Lagestabilisierung von Satelliten
5. AMSAT-Symposium Detmold 1997
von
Ralf Zimmermann
Am Ruhwehr 35
65207 Wiesbaden
Germany
Email an DL1FDT
Die ersten Amateur-Satelliten, beginnend mit OSCAR 1 am 12. Dezember 1961, trieben ohne Lageregelung durch das All. Dies bedeutet eine Einschränkung für die auf dem Satelliten verwendeten Antennen. Da die Orientierung des Satelliten relativ zur Erde nicht vorrausbestimmt werden kann, können nur Rundstrahlantennen verwendet werden. Der erzielbare Antennengewinn hält sich damit in sehr engen Grenzen.
Aus diesem Problem heraus besteht der Wunsch, die Lage des Satelliten im Raum derart zu verändern, das man mitgeführte Richtantennen auf die Erde ausrichten kann. Dadurch kann der Antennenaufwand des Benutzers auf dem Boden stark reduziert werden. Gesucht sind also Möglichkeiten, die Lage des Satelliten zu verändern und zu stabilisieren.

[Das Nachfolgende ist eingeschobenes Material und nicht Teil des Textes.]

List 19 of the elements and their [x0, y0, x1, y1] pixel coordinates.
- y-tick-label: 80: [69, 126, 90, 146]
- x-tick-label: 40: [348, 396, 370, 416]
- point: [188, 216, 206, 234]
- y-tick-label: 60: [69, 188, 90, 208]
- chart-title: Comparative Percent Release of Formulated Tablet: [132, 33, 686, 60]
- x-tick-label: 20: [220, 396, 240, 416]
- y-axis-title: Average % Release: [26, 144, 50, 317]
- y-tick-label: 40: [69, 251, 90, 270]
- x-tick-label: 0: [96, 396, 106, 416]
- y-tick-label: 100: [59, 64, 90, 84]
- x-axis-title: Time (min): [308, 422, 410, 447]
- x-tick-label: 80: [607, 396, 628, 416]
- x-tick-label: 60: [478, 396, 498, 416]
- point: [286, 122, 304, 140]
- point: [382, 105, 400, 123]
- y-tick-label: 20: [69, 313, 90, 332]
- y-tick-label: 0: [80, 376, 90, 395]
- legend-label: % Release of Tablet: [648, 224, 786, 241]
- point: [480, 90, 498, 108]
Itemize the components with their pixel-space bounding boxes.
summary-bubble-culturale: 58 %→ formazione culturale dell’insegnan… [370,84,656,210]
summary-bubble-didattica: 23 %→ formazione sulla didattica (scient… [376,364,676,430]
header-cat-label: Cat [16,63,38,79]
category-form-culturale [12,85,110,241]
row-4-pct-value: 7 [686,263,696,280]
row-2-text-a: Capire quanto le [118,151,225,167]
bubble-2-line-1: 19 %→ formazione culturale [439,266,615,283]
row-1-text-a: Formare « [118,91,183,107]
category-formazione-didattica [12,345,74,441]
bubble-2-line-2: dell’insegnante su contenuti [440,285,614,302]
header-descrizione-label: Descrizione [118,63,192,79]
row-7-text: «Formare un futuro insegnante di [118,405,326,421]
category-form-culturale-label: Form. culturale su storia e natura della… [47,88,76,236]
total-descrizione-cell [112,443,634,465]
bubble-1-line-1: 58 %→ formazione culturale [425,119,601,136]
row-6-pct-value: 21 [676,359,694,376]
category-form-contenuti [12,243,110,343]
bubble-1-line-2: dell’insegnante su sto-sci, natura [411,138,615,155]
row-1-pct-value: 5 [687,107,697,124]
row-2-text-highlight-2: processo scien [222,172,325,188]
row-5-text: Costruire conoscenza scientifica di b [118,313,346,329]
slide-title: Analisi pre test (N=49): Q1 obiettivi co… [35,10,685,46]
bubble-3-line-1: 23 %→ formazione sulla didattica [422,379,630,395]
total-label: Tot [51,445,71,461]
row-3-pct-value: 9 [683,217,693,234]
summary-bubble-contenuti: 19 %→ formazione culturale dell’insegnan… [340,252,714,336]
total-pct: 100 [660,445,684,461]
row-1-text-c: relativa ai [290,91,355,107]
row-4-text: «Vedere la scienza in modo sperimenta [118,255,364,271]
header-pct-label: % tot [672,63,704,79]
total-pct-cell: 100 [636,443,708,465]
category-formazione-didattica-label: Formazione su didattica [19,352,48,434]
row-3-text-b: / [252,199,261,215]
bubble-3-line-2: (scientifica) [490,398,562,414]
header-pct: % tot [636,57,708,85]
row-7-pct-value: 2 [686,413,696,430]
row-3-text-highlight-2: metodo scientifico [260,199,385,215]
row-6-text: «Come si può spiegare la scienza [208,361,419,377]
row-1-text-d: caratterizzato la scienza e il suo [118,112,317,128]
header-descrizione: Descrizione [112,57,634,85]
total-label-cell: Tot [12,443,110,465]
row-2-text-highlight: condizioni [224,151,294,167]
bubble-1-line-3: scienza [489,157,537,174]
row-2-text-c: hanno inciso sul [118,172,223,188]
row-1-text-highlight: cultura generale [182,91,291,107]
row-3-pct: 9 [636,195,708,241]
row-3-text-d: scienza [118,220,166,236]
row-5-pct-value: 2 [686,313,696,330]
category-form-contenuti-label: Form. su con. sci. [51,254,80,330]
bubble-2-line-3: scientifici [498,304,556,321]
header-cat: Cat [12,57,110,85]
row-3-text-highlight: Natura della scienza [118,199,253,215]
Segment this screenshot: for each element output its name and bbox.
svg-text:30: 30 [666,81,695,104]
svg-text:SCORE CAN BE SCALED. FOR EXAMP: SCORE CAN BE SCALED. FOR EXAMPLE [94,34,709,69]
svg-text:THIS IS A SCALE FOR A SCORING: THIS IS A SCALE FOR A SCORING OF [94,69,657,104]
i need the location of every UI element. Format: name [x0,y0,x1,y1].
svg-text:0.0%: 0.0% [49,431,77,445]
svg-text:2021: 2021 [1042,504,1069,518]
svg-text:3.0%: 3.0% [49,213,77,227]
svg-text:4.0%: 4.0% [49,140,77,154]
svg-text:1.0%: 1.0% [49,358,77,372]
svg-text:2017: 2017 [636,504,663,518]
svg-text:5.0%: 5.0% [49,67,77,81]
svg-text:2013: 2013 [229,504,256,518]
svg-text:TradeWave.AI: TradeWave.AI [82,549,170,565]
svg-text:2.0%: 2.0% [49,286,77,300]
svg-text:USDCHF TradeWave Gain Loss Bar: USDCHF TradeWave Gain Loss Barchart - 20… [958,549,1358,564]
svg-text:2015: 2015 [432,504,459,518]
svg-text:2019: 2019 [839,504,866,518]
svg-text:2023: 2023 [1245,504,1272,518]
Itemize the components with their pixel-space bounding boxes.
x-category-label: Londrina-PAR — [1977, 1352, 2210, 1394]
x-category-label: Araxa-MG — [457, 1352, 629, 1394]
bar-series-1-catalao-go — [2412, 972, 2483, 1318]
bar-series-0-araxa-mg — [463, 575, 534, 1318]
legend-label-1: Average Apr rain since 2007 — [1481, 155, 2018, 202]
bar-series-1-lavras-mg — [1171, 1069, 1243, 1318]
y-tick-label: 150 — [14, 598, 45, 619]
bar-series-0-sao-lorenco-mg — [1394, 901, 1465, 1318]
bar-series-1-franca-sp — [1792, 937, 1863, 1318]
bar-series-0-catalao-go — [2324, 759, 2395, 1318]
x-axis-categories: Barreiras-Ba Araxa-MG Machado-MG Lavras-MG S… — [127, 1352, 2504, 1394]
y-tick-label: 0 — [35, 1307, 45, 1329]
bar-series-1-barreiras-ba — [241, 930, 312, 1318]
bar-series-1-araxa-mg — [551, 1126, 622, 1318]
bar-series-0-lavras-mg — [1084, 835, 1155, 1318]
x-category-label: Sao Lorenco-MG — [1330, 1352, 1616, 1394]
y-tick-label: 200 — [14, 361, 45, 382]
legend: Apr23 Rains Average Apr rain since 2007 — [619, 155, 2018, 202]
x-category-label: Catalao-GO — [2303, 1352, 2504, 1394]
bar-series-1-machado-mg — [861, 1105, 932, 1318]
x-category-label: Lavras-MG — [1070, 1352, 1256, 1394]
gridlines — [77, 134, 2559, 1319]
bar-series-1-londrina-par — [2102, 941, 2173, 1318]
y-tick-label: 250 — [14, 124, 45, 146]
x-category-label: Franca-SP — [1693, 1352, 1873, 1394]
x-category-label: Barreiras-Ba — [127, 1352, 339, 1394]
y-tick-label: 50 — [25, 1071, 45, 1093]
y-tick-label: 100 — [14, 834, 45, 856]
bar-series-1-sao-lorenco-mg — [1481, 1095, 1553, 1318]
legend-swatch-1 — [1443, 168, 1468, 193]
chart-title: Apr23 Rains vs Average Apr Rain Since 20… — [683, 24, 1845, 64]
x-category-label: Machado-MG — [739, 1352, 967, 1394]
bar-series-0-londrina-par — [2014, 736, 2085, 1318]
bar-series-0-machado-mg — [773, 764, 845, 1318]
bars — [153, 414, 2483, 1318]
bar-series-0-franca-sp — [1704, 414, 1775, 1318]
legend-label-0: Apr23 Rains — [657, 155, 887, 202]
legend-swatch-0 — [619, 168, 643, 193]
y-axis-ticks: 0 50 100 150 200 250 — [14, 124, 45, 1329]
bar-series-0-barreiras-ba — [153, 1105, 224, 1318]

Alle bisher von Amateuren gestarteten Satelliten benutzen einfache Methoden der Stabilisierung. Anzuführen sind hier insbesondere:
Am Satelliten wird ein Magnet angebracht. Dieser richtet sich (und damit den Satelliten) wie eine Kompaßnadel im Erdmagnetfeld aus. Diese Methode erfordert nur wenig zusätzliches Gewicht durch die Magnete, erlaubt aber schon ein bescheidene Ausrichtung des Satelliten. Bei dieser Methode werden üblicherweise Dipole oder Groundplanes als Antennen verwendet.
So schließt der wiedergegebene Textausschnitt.